I think it’s the Bible that says, “With great power comes great responsibility.”
No, no. That was Uncle Ben in Spider-Man.
It doesn’t matter. That’s not the point. The point is that I didn’t ask for this gift. I was born with it. My parents took me aside to explain that it wasn’t my fault. They told me that they loved me but sometimes mommies and daddies stop loving each other. They no longer loved each other and Daddy would be moving out of the house and in with some floozy named Janet. “F-L-O-O-Z-Y,” I said. I was 23 months old.
My parents were aghast. “A-G-H-A-S-T,” I said.
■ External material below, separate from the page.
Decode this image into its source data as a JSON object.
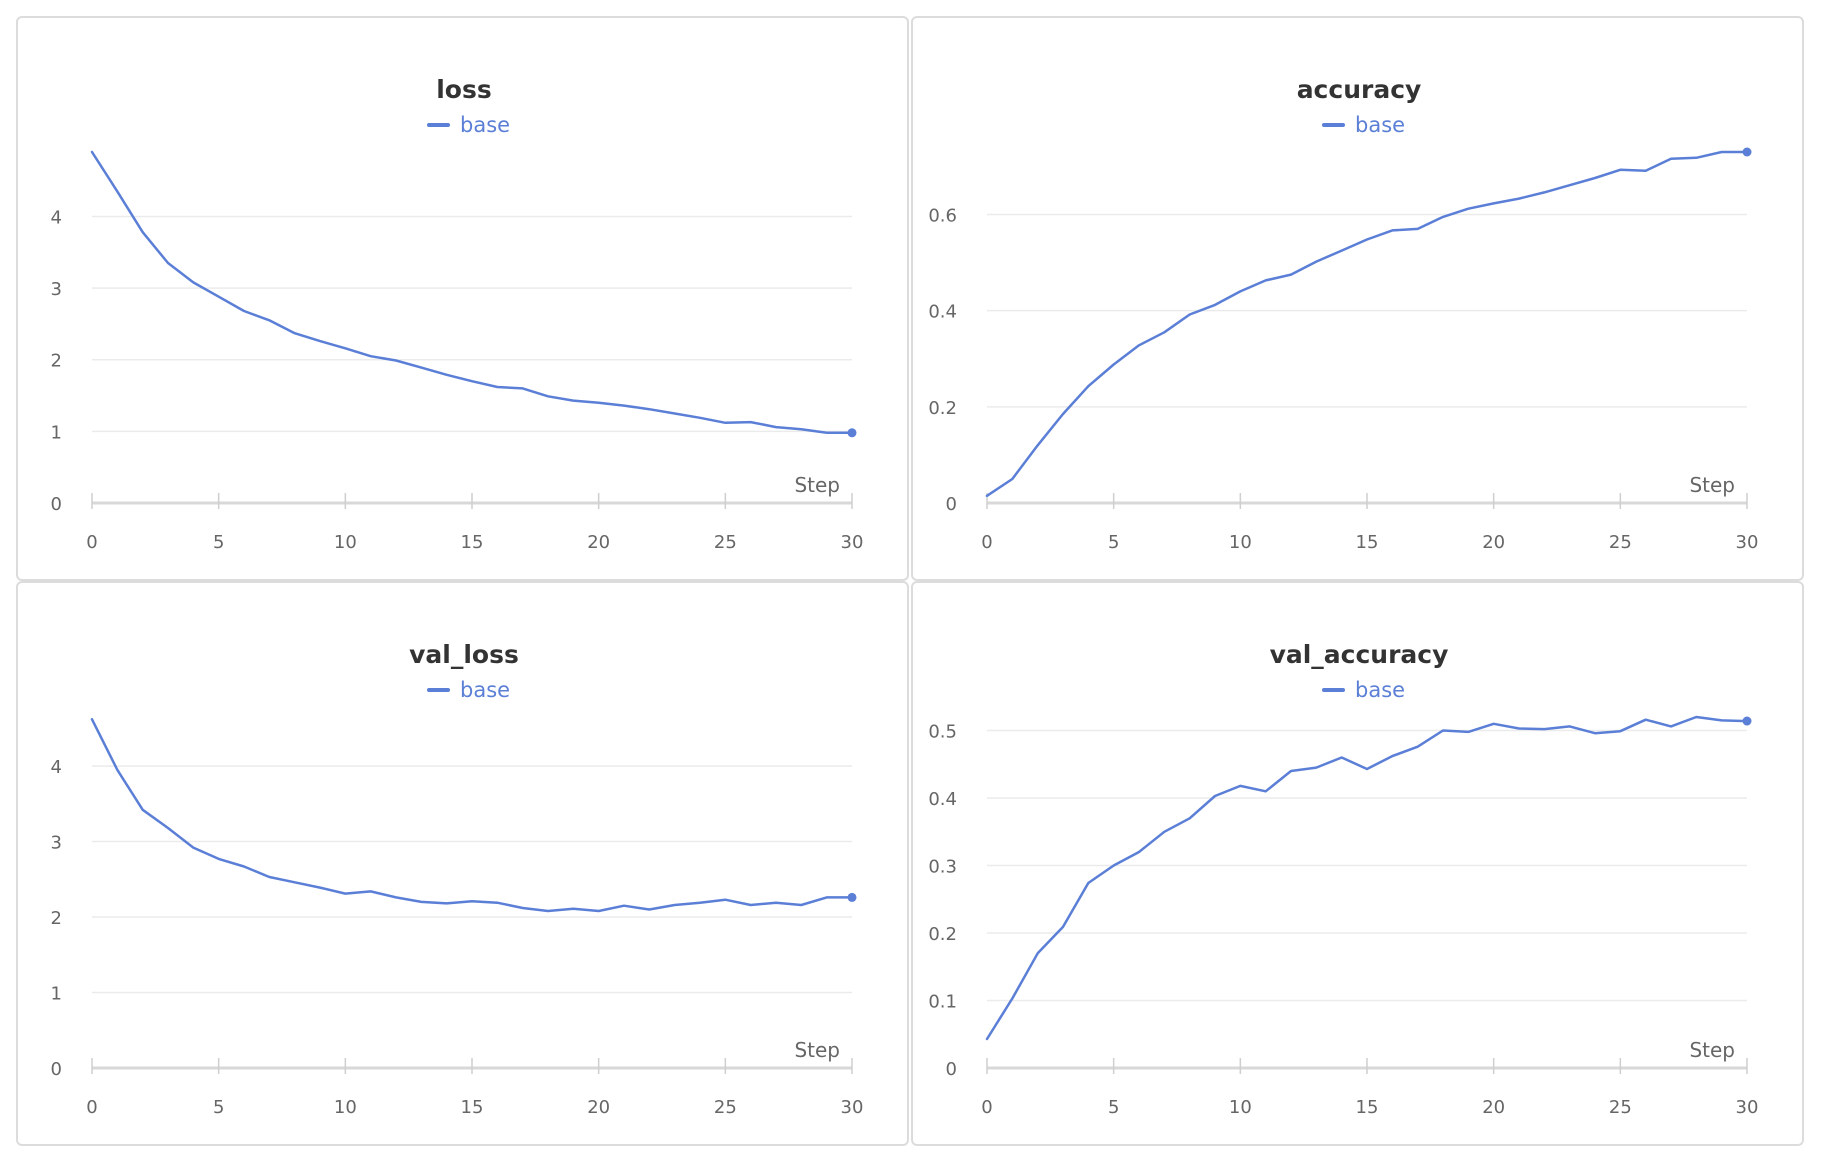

My parents patched things up quickly and devoted their time and energy to testing the bounds of my newly discovered ability. It seemed that there was no end to my super-spelling. They tested me rigorously, day in and day out. I was put through drills by watching “This Week with David Brinkley.” On the very few occasions that I managed to stay awake, there was no word that escaped the grasp of my lexicographical brawn.
At the age of six, my parents were killed in a freak downing at the vineyard at which my father worked. My mother went over to kill my father by pushing him into a large cask of wine, but my father got a hold of her sleeve on the way down and they both went in. They died the way they lived, drunk off Pinot Noir.
The funeral was a lovely affair. Flowers came in from all parts of the country, as did relatives who showered me with all kinds of impressive gifts. Nothing says “I haven’t seen you in years but you are a kid, right?” like the gift of Ker-Plunk. The minister that presided over the funeral gave a lovely sermon, remarking that my parents were “two people whose love for each other would continue to grow in the eternal hellfire of Hades.” “H-A-D-E-S,” I said.
From that point on, I was shuffled from relative to relative, city to city, spending just enough time in one place to be shunned by the neighborhood’s children for my gift, but not quite enough time to demonstrate to teachers that I was an instantaneous speller of superior skill. My relatives didn’t really take note of my gift either, especially Cousins Jack and Ruthie, who simply remarked to each other that I was a smart-ass who’d be smart to keep his pugnacious little trap shut.
“A-S-S-H-O-L-E-S,” I said.
Finally, at the age of 13, I ran from my Aunt Gladys’s house. She lived in a double-wide outside of Decatur. Aunt Gladys had taken to using me as a party trick in the local watering hole to maintain her status as the local barfly. I filed for legal emancipation, which was granted by a kindly old judge in Toledo who was impressed with my ability to file the brief without the aid of a lawyer. He called the court to recess several times during the trial. “I-N-C-O-N-T-I-N-E-N-T,” I said.
I spent some time in a few seedy motels, paying by the week, sometimes by the month if I could afford it. Due to the child labor laws in the country, I had to commute over the Texas border in to Mexico for work. The Mexican factory workers took a shine to me, eventually nicknaming me “El Deletreandido,” (“The Little Speller”). I managed to stay off the hooch, unlike most of the other workers there. One of them, Rodrigo, used to throw up on my shoes all the time.
“C-A-B-R-O-N,” I said.
Eventually, the people of Texas caught on to my skills. I was appointed to a special council on education and granted a high school diploma based on my achievements in the field of spelling. The governor cautioned me to use my power for good and not for evil. I told him that he didn’t have to worry about me. I knew the evils of the world. I had seen people starving in the streets. I had seen people kill each other. I had worked on the set of a Mel Gibson movie.
”T-R-I-P-E,” I said.
I don’t know about any of that. All I know is that I have the power to instantly identify the correct way to spell a word. It is up to me to guard this power with the kind of ferocious intensity that a retarded lion would reserve for his tamer. If I somehow were captured or fell into the wrong hands, the future of the National Spelling Bee would be inexorably altered. After seeing the kid with the braces in Spellbound, I don’t know if I want to be around to live in such a dystopia.